Os contornos deste novo caso fazem admitir que irá gerar um debate sobre as responsabilidades criminais dos responsáveis dos órgãos de polícia criminal quando fornecem informações oficiais à comiunicação social. Mas há também quem admita que o ex- director da PJ estará a ser alvo de uma "vendetta". "Esta acusação imputada a Negrão mostra que o segredo de justiça é uma arma de arremesso", disse ao PÚBLICO uma fonte próxima do juiz que suspendeu funções para se candidatar pelo PSD.
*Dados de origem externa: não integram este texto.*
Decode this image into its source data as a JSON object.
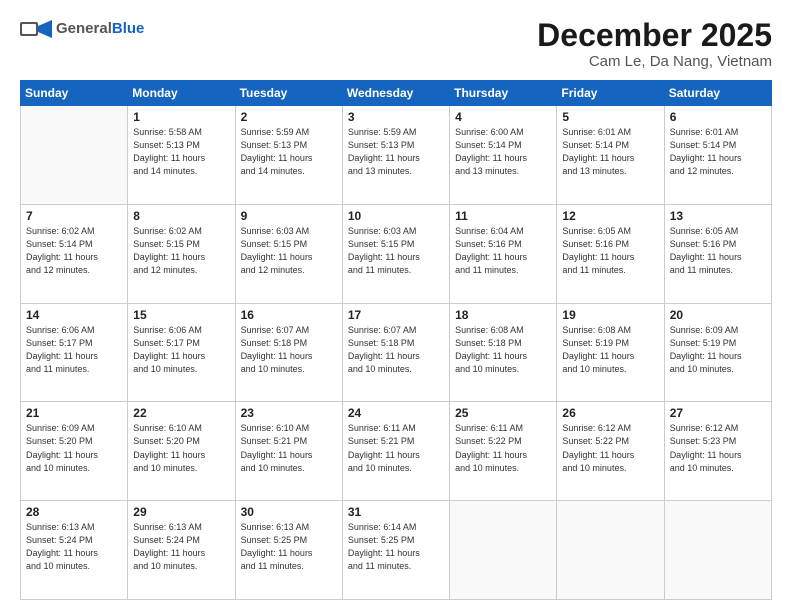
{
  "header": {
    "logo_general": "General",
    "logo_blue": "Blue",
    "month_title": "December 2025",
    "location": "Cam Le, Da Nang, Vietnam"
  },
  "weekdays": [
    "Sunday",
    "Monday",
    "Tuesday",
    "Wednesday",
    "Thursday",
    "Friday",
    "Saturday"
  ],
  "weeks": [
    [
      {
        "day": "",
        "info": ""
      },
      {
        "day": "1",
        "info": "Sunrise: 5:58 AM\nSunset: 5:13 PM\nDaylight: 11 hours\nand 14 minutes."
      },
      {
        "day": "2",
        "info": "Sunrise: 5:59 AM\nSunset: 5:13 PM\nDaylight: 11 hours\nand 14 minutes."
      },
      {
        "day": "3",
        "info": "Sunrise: 5:59 AM\nSunset: 5:13 PM\nDaylight: 11 hours\nand 13 minutes."
      },
      {
        "day": "4",
        "info": "Sunrise: 6:00 AM\nSunset: 5:14 PM\nDaylight: 11 hours\nand 13 minutes."
      },
      {
        "day": "5",
        "info": "Sunrise: 6:01 AM\nSunset: 5:14 PM\nDaylight: 11 hours\nand 13 minutes."
      },
      {
        "day": "6",
        "info": "Sunrise: 6:01 AM\nSunset: 5:14 PM\nDaylight: 11 hours\nand 12 minutes."
      }
    ],
    [
      {
        "day": "7",
        "info": "Sunrise: 6:02 AM\nSunset: 5:14 PM\nDaylight: 11 hours\nand 12 minutes."
      },
      {
        "day": "8",
        "info": "Sunrise: 6:02 AM\nSunset: 5:15 PM\nDaylight: 11 hours\nand 12 minutes."
      },
      {
        "day": "9",
        "info": "Sunrise: 6:03 AM\nSunset: 5:15 PM\nDaylight: 11 hours\nand 12 minutes."
      },
      {
        "day": "10",
        "info": "Sunrise: 6:03 AM\nSunset: 5:15 PM\nDaylight: 11 hours\nand 11 minutes."
      },
      {
        "day": "11",
        "info": "Sunrise: 6:04 AM\nSunset: 5:16 PM\nDaylight: 11 hours\nand 11 minutes."
      },
      {
        "day": "12",
        "info": "Sunrise: 6:05 AM\nSunset: 5:16 PM\nDaylight: 11 hours\nand 11 minutes."
      },
      {
        "day": "13",
        "info": "Sunrise: 6:05 AM\nSunset: 5:16 PM\nDaylight: 11 hours\nand 11 minutes."
      }
    ],
    [
      {
        "day": "14",
        "info": "Sunrise: 6:06 AM\nSunset: 5:17 PM\nDaylight: 11 hours\nand 11 minutes."
      },
      {
        "day": "15",
        "info": "Sunrise: 6:06 AM\nSunset: 5:17 PM\nDaylight: 11 hours\nand 10 minutes."
      },
      {
        "day": "16",
        "info": "Sunrise: 6:07 AM\nSunset: 5:18 PM\nDaylight: 11 hours\nand 10 minutes."
      },
      {
        "day": "17",
        "info": "Sunrise: 6:07 AM\nSunset: 5:18 PM\nDaylight: 11 hours\nand 10 minutes."
      },
      {
        "day": "18",
        "info": "Sunrise: 6:08 AM\nSunset: 5:18 PM\nDaylight: 11 hours\nand 10 minutes."
      },
      {
        "day": "19",
        "info": "Sunrise: 6:08 AM\nSunset: 5:19 PM\nDaylight: 11 hours\nand 10 minutes."
      },
      {
        "day": "20",
        "info": "Sunrise: 6:09 AM\nSunset: 5:19 PM\nDaylight: 11 hours\nand 10 minutes."
      }
    ],
    [
      {
        "day": "21",
        "info": "Sunrise: 6:09 AM\nSunset: 5:20 PM\nDaylight: 11 hours\nand 10 minutes."
      },
      {
        "day": "22",
        "info": "Sunrise: 6:10 AM\nSunset: 5:20 PM\nDaylight: 11 hours\nand 10 minutes."
      },
      {
        "day": "23",
        "info": "Sunrise: 6:10 AM\nSunset: 5:21 PM\nDaylight: 11 hours\nand 10 minutes."
      },
      {
        "day": "24",
        "info": "Sunrise: 6:11 AM\nSunset: 5:21 PM\nDaylight: 11 hours\nand 10 minutes."
      },
      {
        "day": "25",
        "info": "Sunrise: 6:11 AM\nSunset: 5:22 PM\nDaylight: 11 hours\nand 10 minutes."
      },
      {
        "day": "26",
        "info": "Sunrise: 6:12 AM\nSunset: 5:22 PM\nDaylight: 11 hours\nand 10 minutes."
      },
      {
        "day": "27",
        "info": "Sunrise: 6:12 AM\nSunset: 5:23 PM\nDaylight: 11 hours\nand 10 minutes."
      }
    ],
    [
      {
        "day": "28",
        "info": "Sunrise: 6:13 AM\nSunset: 5:24 PM\nDaylight: 11 hours\nand 10 minutes."
      },
      {
        "day": "29",
        "info": "Sunrise: 6:13 AM\nSunset: 5:24 PM\nDaylight: 11 hours\nand 10 minutes."
      },
      {
        "day": "30",
        "info": "Sunrise: 6:13 AM\nSunset: 5:25 PM\nDaylight: 11 hours\nand 11 minutes."
      },
      {
        "day": "31",
        "info": "Sunrise: 6:14 AM\nSunset: 5:25 PM\nDaylight: 11 hours\nand 11 minutes."
      },
      {
        "day": "",
        "info": ""
      },
      {
        "day": "",
        "info": ""
      },
      {
        "day": "",
        "info": ""
      }
    ]
  ]
}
O inquérito teve origem no despacho instrutório subscrito por um magistrado judicial de Ourique que determinou o arquivamento de uma acusação de violação do segredo de justiça imputada pelo Ministério Público ao inspector Sousa Martins, ex- director nacional adjunto da PJ e responsável pela PJ do Algarve. O despacho considera que Sousa Martins terá agido com a autorização de Fernando Negrão, quando deu alguns esclarecimentos públicos. Em causa estava uma investigação sobre a autoria de panfletos anónimos divyulgados há oito anos na vila alentejana e que punham em causa o bom nome do presidente da Câmara de Ourique José Raúl dos Santos, do PSD.

Esta guerra local levou à publicação de uma notícia na edição de 5 de Março de 1999 do PÚBLICO, segundo a qual o responsável pela PJ de Faro afirmava que teria remetido para o Ministério Público uma proposta de acusação por difamação visando José Alberto Moleiro e Artur Mascarenhas, um dirigente local do PS e ex-presidente do Conselho Directivo da escola Básica de Ourique, respectivamente. A notícia acrescenta ainda que "as investigações, a cargo da PJ de Faro, envolveram exames laboratoriais complexos aos panfletos e máquinas de escrever de alguns serviços públicos da localidade".
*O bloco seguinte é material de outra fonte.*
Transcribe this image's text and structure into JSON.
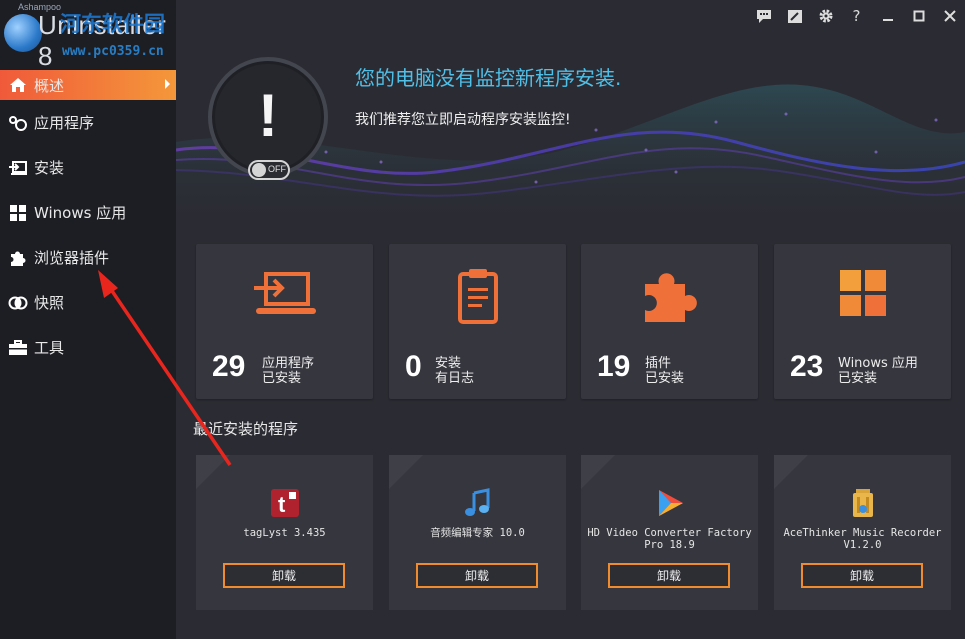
{
  "logo": {
    "brand_small": "Ashampoo",
    "product": "Uninstaller 8",
    "watermark": "河东软件园",
    "watermark_url": "www.pc0359.cn"
  },
  "topbar": {
    "icons": [
      "feedback-icon",
      "edit-icon",
      "gear-icon",
      "help-icon",
      "minimize-icon",
      "maximize-icon",
      "close-icon"
    ],
    "help_label": "?"
  },
  "sidebar": {
    "items": [
      {
        "label": "概述",
        "icon": "home-icon",
        "active": true
      },
      {
        "label": "应用程序",
        "icon": "apps-icon"
      },
      {
        "label": "安装",
        "icon": "install-icon"
      },
      {
        "label": "Winows 应用",
        "icon": "windows-icon"
      },
      {
        "label": "浏览器插件",
        "icon": "puzzle-icon"
      },
      {
        "label": "快照",
        "icon": "snapshot-icon"
      },
      {
        "label": "工具",
        "icon": "toolbox-icon"
      }
    ]
  },
  "hero": {
    "title": "您的电脑没有监控新程序安装.",
    "subtitle": "我们推荐您立即启动程序安装监控!",
    "alert_symbol": "!",
    "toggle_label": "OFF"
  },
  "stats": [
    {
      "count": "29",
      "line1": "应用程序",
      "line2": "已安装",
      "icon": "laptop-install-icon"
    },
    {
      "count": "0",
      "line1": "安装",
      "line2": "有日志",
      "icon": "clipboard-icon"
    },
    {
      "count": "19",
      "line1": "插件",
      "line2": "已安装",
      "icon": "puzzle-icon"
    },
    {
      "count": "23",
      "line1": "Winows 应用",
      "line2": "已安装",
      "icon": "windows-tiles-icon"
    }
  ],
  "recent": {
    "title": "最近安装的程序",
    "apps": [
      {
        "name": "tagLyst 3.435",
        "button": "卸载",
        "icon": "taglyst-icon"
      },
      {
        "name": "音频编辑专家 10.0",
        "button": "卸载",
        "icon": "music-note-icon"
      },
      {
        "name": "HD Video Converter Factory Pro 18.9",
        "button": "卸载",
        "icon": "video-play-icon"
      },
      {
        "name": "AceThinker Music Recorder V1.2.0",
        "button": "卸载",
        "icon": "recorder-bin-icon"
      }
    ]
  },
  "colors": {
    "accent": "#f08c2e",
    "hero_title": "#4fc0e8",
    "sidebar_bg": "#1d1e23",
    "card_bg": "#36373e"
  }
}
Três ex- membros da direcção nacional da PJ, Fernando Negrão, o juiz Sousa Pinto e a procuradora da República Helena Fazenda prestaram depoimento durante a instrução. Negrão terá admitido que teria autorizado Sousa Martins a prestar aquelas informações, postura que ditou o arquivamento dos autos contra o ex- responsável da PJ de Faro e a extracção de uma certidão visando o actual deputado do PSD. O MP recorreu da decisão de arquivamento para o Tribunal da Relação de Évora

A notícia da polémica

"O presidente da comissão concelhia do PS e membro da Assembleia Municipal de Ourique, José Alberto Moleiro, vai ser constituído arguido pelo Ministério Público por difamação do presidente da câmara, alegadamente praticada em panfletos apócrifos distribuídos nas caixas de correio e no espaço público da vila alentejana.
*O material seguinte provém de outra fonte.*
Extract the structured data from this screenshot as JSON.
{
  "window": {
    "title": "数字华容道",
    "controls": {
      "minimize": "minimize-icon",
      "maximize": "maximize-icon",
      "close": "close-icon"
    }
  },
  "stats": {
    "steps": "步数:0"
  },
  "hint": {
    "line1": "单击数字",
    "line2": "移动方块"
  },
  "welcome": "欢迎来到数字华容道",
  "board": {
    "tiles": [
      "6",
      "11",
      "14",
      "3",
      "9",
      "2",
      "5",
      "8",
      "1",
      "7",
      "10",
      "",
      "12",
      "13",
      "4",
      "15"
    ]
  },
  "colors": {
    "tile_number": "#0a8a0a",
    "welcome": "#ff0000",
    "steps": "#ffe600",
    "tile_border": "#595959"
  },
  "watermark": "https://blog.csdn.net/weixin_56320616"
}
O caso reporta-se a 1994 e o dirigente político local surge neste processo associado ao ex-presidente do conselho directivo da Escola Básica de Ourique, Artur Mascarenhas. As investigações, a cargo da PJ de Faro, envolveram exames laboratoriais complexos aos panfletos e máquinas de escrever de alguns serviços públicos da localidade. O director geral adjunto da PJ de Faro, Sousa Martins, disse ao PÚBLICO que remeteu a 10 Fevereiro para o Ministério Público de Ourique uma proposta de acusação resultante dum inquérito que tem como arguidos os dois indivíduos. Contactado o autarca de Ourique, este recusou-se a fazer comentários ao processo.

Alberto Moleiro está neste momento sujeito a outra investigação da PJ, sobre eventual utilização irregular de receitas provenientes da Conservatória do Registo Predial e Civil de Ourique.